Charles Abraham Farah first came to Australia from Lebanon in the late 1800s acting as agent for his uncle, a merchant based in Marseilles, France and Damascus, Syria. On one of his journeys he brought his wife, Anne Moutron, with him and they set up a general store at Braidwood. While at Braidwood, three children were born: William in 1902, Marie in 1904 and Felix in 1907. Their fourth child, Olga, was born in 1910 in Baalbek, in Lebanon, Charles Abraham’s home village.
In 1909, the family set out on a prolonged visit to Lebanon, leasing its business to a fellow countryman, Mr Taffa. Caught up in World War One, the family became political prisoners of the Turks in 1916. They suffered severe deprivations and were lucky to survive. After their release, the children resumed their education in Lebanon while Charles returned to Braidwood, Australia. He sold his shop and came to Forbes where bought a property in Templar Street.
The two girls married, and the family moved to 3 Wombat Street. Since Anne had died in 1929, Charles, Bill and Felix lived there together until Bill married Mary Lowe of Carcoar in 1938 and moved to Underwood Street, Forbes. In 1940, Felix married Florence Acheson who was a member of the family’s business staff, and they lived all their married life in the Wombat Street house. Charles Farah died in 1942.

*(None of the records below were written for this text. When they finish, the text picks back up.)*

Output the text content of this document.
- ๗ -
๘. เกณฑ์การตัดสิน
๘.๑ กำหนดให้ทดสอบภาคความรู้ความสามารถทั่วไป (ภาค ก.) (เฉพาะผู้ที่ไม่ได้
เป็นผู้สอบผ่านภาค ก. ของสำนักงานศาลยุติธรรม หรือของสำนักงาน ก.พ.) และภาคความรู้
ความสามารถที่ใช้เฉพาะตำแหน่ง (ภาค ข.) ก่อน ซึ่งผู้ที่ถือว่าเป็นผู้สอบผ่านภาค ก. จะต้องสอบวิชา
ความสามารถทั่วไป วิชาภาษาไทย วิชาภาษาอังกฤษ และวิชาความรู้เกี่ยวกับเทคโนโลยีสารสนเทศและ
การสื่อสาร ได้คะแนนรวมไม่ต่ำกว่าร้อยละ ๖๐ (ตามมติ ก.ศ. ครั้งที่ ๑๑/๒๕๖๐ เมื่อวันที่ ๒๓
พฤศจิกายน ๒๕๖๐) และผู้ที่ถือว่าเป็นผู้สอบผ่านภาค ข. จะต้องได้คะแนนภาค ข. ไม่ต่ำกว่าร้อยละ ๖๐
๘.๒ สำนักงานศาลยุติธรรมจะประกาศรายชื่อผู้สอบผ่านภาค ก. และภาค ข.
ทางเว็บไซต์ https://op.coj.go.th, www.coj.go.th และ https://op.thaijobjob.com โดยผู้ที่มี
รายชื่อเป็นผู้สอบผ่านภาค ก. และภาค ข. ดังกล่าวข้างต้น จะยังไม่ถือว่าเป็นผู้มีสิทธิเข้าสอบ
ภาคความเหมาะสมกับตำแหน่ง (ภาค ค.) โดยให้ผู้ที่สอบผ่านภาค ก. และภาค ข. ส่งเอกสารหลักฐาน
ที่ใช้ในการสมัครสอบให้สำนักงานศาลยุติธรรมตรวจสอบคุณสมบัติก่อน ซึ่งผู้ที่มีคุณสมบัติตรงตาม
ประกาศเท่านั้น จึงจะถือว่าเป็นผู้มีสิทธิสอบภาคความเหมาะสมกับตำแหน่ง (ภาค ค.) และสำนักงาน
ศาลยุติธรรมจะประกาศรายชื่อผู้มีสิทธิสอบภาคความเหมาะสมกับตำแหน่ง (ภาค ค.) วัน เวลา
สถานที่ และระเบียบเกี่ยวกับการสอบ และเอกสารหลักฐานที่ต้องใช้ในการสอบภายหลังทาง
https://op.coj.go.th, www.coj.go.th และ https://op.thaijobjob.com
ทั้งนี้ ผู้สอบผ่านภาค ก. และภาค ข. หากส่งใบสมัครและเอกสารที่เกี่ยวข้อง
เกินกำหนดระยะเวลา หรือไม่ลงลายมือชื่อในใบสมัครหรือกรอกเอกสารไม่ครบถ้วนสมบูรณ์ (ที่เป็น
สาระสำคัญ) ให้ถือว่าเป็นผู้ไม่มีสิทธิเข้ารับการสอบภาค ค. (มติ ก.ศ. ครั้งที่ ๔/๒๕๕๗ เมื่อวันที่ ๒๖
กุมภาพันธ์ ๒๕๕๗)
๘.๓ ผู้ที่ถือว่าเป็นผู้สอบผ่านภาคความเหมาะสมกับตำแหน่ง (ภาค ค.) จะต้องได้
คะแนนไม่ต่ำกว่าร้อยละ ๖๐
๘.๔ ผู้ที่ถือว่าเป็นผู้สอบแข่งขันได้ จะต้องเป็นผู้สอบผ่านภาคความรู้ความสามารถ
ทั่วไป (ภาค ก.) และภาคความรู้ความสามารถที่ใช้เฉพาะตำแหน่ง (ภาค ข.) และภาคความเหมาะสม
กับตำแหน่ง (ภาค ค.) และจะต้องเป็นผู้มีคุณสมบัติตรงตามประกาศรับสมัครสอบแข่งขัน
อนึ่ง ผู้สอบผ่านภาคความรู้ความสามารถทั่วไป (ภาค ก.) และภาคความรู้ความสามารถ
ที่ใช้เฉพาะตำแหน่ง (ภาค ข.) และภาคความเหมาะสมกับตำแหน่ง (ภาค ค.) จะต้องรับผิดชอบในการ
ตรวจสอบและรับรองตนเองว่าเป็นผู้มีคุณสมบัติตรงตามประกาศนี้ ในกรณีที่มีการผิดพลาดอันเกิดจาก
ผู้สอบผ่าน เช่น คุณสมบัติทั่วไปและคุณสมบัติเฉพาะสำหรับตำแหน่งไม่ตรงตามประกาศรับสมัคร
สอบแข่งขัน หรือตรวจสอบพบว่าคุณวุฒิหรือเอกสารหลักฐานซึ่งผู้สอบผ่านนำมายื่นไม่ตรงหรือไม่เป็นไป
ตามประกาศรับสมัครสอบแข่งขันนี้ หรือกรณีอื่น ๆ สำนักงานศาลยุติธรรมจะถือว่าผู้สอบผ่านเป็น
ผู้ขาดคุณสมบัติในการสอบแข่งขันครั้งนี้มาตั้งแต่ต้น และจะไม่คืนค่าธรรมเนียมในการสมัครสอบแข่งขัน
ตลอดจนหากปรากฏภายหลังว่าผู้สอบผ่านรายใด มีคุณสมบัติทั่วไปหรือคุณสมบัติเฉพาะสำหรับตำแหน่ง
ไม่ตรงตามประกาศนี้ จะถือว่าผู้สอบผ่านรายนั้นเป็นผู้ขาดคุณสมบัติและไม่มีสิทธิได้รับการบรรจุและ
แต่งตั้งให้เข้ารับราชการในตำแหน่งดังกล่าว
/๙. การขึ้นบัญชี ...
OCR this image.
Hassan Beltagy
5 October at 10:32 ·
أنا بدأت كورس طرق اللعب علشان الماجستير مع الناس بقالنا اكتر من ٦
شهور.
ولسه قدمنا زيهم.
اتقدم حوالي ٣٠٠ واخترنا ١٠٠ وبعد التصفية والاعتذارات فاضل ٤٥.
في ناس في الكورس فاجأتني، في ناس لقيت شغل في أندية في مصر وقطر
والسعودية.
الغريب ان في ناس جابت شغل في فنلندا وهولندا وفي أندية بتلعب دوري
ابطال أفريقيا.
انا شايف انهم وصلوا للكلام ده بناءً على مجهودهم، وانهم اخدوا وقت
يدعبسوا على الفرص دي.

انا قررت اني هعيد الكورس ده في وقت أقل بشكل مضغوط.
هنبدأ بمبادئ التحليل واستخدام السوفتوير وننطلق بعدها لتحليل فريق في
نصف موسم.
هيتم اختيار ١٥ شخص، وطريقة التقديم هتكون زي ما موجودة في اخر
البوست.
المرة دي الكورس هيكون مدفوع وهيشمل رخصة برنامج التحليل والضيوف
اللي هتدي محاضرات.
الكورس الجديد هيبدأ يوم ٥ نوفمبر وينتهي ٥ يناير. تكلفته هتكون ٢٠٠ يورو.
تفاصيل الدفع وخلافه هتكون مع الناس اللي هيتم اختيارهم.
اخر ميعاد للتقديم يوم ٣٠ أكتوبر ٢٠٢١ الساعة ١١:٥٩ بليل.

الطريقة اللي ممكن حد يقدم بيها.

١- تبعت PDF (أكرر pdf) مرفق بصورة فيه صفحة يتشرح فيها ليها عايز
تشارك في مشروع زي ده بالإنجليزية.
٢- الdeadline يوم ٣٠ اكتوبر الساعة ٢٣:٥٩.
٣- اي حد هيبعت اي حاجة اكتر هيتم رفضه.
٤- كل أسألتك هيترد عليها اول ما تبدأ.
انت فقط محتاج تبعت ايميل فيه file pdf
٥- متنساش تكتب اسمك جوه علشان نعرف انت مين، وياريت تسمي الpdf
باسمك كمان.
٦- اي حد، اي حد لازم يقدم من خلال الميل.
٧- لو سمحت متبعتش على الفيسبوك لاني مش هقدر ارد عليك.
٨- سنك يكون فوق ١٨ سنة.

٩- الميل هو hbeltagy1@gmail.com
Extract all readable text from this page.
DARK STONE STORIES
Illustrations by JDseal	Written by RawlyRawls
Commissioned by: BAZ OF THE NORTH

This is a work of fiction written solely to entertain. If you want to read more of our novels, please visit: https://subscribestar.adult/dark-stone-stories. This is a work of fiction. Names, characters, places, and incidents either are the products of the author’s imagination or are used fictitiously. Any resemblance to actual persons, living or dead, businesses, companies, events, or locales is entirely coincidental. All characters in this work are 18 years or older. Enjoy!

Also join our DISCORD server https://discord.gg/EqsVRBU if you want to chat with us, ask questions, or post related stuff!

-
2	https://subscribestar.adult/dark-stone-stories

Charles spoke little English but had a good head for business. He opened for business with a grocery store on one side of his small premises and a drapery on the other. In 1923, Anne and their children joined Charles in Forbes and they lived in a house in Farrand Street, Forbes.
In about 1926, Charles purchased a butcher’s shop on the western side of his premises. He expanded again in 1928 by purchasing the Blue Bird Cafe on the other side of his store. Next he added a bicycle shop and Rene and Freda Heinke’s dress shop in the 1950s. He renovated the combined premises including the butchers shop including tiling of the whole floor area in black and white. In about 1950, it was decided to create a general store including a supermarket, kitchenware, hardware, menswear, and sportswear. A liquor license was also acquired.
Farah’s was a household name for many years in Forbes. The firm stood by many people during hard times extending credit until circumstances improved. Farah’s store was a meeting place for families and friends visiting town for the weekly (as it was) shopping. Out-of-town school children found a safe place to leave school gear and meet up with their families for a ride home.
Floss Farah worked continuously beside her husband Felix and their son Greg who managed the grocery department. Bill’s sons, Michael, Paul and John, also worked in the store. After Bills retirement in I960 the store was managed by Felix, Floss, Greg and John until the store closed its doors for the last time on 13 March 1990. John Farah continued in business in Forbes running his own television antenna installation and television repair business.
Bernadi, Helen. ‘Contributions by business houses: Farah’s’ in The history of Forbes NSW Australia, Forbes, NSW : Forbes Shire Council, 1997, pp. 337-8.